What is the jagged blue line?

Seen in the upper panel of the figure below is log-normally distributed data around the true concentration $C(t)$, simulated with $D = 100$ mg, $k_e = 0.2$ 1/h and $k_a = 1.2$ 1/h. In the lower panel, I fix all other parameters to their true values and study the likelihood as a function of $k_a$. Interestingly, for this data realization, the maximum likelihood is obtained with a very high $k_a \approx e^{3.4}$. This maximum likelihood fit is shown in the upper panel, with the orange dashed line.

‍

(Top) Simulated drug concentration, noisy observations, and a maximum likelihood fit. (Bottom) Log likelihood as a function of the absorption rate, when other parameters are fixed at their true value. Log likelihood is computed in two ways: using the exact ODE solution and an approximate one.

‍

The jagged blue line is the likelihood profile that I get using the adaptive Tsitouras 5/4 solver in Julia, with absolute and relative tolerance $\epsilon = 10^{-3}$. Now, imagine you are an MCMC sampler trying to explore this likelihood surface! These jagged likelihood surfaces, which are solely artifacts of the numerical procedures, have been reported by others; I recommend the article [1] for more information and examples.

‍

Why does this happen?

Adaptive ODE solvers try to estimate their own local truncation error (LTE), i.e., the error caused by a single internal step, and adapt their step size during integration so that the estimated $\hat{\mathrm{LTE}}$ satisfies some tolerances. The step size update rules in implementations of popular adaptive solvers are typically roughly of the form

$$
\begin{cases}
\text{if } \hat{\mathrm{LTE}} > A &\text{reject step and decrease step size} \\
\text{if } B \leq \hat{\mathrm{LTE}} \leq A &\text{accept step and keep same step size} \\
\text{if } \hat{\mathrm{LTE}} < B &\text{accept step and increase step size}\end{cases}
$$
where $A, B$ are suitable values derived based on the given tolerances. Different $\theta$ can require a different number of steps to satisfy the adaptation rules, so numerical solutions, and therefore the corresponding likelihood, change discontinuously with respect to $\theta$.

‍

What can we do?

When using these solvers with MCMC, one should run the inference many times, each time tightening the tolerances until the results stop changing. However, this is computationally painful, since

it is difficult to know which tolerances to start from
tighter tolerances require more computation due to the large number of steps taken, as they need to be satisfied for every single ODE solve everywhere in the parameter space
looser tolerances will make the jaggedness issue worse
looser tolerances also make the gradients more wrong due to how they are usually computed (computing needed derivatives of ODE solutions for gradient-based MCMC is a whole other topic)

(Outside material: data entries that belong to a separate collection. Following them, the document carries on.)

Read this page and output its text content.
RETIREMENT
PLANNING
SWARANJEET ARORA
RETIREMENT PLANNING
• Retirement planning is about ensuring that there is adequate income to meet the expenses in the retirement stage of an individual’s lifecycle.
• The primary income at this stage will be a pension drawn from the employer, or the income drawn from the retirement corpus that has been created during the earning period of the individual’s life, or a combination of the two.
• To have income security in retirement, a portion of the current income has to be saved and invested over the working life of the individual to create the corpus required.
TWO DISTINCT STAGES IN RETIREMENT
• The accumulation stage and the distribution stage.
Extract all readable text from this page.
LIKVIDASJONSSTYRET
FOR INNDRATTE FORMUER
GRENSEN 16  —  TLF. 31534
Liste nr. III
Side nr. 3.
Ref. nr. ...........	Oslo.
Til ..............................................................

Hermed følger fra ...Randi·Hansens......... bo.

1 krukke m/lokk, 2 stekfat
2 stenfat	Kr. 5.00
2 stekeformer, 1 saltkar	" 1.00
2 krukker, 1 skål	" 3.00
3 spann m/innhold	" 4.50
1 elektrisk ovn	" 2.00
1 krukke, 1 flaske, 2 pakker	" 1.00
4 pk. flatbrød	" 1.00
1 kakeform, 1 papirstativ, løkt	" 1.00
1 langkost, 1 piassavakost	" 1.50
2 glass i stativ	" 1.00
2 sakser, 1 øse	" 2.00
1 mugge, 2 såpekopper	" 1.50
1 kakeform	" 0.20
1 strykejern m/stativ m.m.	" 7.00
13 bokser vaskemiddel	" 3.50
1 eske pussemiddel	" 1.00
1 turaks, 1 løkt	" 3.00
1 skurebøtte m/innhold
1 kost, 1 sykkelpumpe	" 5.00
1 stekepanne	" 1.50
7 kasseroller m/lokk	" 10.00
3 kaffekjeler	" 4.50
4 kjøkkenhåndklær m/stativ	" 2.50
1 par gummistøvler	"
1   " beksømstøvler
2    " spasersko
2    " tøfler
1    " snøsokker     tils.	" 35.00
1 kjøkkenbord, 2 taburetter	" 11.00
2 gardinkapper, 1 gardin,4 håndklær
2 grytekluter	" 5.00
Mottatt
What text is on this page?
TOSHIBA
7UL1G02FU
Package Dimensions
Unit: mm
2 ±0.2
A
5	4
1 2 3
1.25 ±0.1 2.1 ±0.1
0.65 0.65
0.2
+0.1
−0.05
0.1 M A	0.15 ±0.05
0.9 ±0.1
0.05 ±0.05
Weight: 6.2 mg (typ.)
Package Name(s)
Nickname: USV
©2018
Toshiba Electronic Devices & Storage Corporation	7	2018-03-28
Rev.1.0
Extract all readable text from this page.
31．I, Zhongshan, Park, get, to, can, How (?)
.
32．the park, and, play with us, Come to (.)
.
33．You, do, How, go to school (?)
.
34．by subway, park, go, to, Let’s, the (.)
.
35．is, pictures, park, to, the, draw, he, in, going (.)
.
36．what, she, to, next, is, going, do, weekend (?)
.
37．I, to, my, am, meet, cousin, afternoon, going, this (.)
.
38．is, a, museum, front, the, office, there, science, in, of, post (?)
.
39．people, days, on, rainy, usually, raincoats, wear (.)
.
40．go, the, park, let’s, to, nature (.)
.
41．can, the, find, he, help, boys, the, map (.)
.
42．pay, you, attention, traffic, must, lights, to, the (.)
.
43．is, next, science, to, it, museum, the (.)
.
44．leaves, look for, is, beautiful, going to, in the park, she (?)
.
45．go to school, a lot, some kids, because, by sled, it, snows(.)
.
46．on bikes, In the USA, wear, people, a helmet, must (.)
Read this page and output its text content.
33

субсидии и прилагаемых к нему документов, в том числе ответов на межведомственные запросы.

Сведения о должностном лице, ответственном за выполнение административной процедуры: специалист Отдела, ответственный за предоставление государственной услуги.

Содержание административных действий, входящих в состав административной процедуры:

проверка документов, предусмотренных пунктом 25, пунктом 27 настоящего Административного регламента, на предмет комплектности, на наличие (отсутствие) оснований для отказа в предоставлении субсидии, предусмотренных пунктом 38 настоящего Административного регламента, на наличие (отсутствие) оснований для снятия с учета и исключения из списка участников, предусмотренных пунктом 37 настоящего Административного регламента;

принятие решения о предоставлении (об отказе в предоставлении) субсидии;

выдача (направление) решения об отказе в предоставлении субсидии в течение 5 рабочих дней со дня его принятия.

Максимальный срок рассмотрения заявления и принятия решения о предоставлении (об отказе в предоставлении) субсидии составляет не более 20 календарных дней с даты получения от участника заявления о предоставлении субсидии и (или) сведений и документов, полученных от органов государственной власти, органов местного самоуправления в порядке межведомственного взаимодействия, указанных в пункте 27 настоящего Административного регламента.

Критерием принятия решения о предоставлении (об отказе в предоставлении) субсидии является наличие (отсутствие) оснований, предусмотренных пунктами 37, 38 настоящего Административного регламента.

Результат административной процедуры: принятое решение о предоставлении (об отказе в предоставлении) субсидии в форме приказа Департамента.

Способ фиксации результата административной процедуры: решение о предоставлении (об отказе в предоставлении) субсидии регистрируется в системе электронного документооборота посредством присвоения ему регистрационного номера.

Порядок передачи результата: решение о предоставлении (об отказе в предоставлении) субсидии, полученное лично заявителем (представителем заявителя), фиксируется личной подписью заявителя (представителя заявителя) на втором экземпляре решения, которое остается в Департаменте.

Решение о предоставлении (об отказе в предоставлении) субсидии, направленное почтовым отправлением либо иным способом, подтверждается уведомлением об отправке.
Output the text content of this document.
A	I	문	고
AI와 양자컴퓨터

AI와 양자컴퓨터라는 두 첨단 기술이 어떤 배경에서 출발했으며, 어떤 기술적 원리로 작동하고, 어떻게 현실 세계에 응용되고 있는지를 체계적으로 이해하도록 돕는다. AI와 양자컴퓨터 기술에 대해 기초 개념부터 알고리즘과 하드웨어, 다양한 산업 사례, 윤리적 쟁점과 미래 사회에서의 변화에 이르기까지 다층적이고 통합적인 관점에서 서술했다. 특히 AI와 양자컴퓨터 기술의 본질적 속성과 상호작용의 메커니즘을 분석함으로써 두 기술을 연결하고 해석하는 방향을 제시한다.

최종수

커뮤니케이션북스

Niko and I are authors of a paper [2] in which we studied these issues and developed an improved strategy based on importance sampling. We highlight that a fixed-step-size solver approach becomes attractive because it avoids the jaggedness issue and the gradient mismatch problem that adaptive solvers introduce. Also, failure with a too large step size is usually fast in this case. Error control of the ODE solution is not really needed if we are going to do the inference reruns with smaller and smaller step sizes anyway.

‍

Could we do something better?

We once considered whether it would be possible to design an adaptive solver with a continuous adaptation rule. This would eliminate the jaggedness problem and, when used with the gradual tolerance tightening scheme, could retain the reliability of the inferences.

There also exists a field called probabilistic numerics. Probabilistic ODE solvers such as the ones in ProbNumDiffEq.jl estimate a probability distribution over the solver error. This is a field I am less familiar with. In my understanding, such solvers could be used with MCMC so that each the likelihood evaluation at some $\theta$ is a marginal likelihood integrated over the solver error distribution at $\theta$. These methods don't seem to have been widely adopted and have not been implemented in for example Stan.

One idea, which also [1] suggested, is to perform error control on the likelihood rather than the ODE solution. However, this cannot be done in something like Stan. Ultimately, what we would really want is error control on the final inferences (expectations), but that is even further away.

‍

References

[1] Creswell R, Shepherd KM, Lambert B, Mirams GR, Lei CL, Tavener S, Robinson M, Gavaghan DJ. Understanding the impact of numerical solvers on inference for differential equation models. J R Soc Interface. 2024 Mar;21(212):20230369. doi: 10.1098/rsif.2023.0369.

[2] Timonen, J., Siccha, N., Bales, B., Lähdesmäki, H., & Vehtari, A. (2023). An importance sampling approach for reliable and efficient inference in Bayesian ordinary differential equation models. Stat, 12(1), e614. https://doi.org/10.1002/sta4.614

‍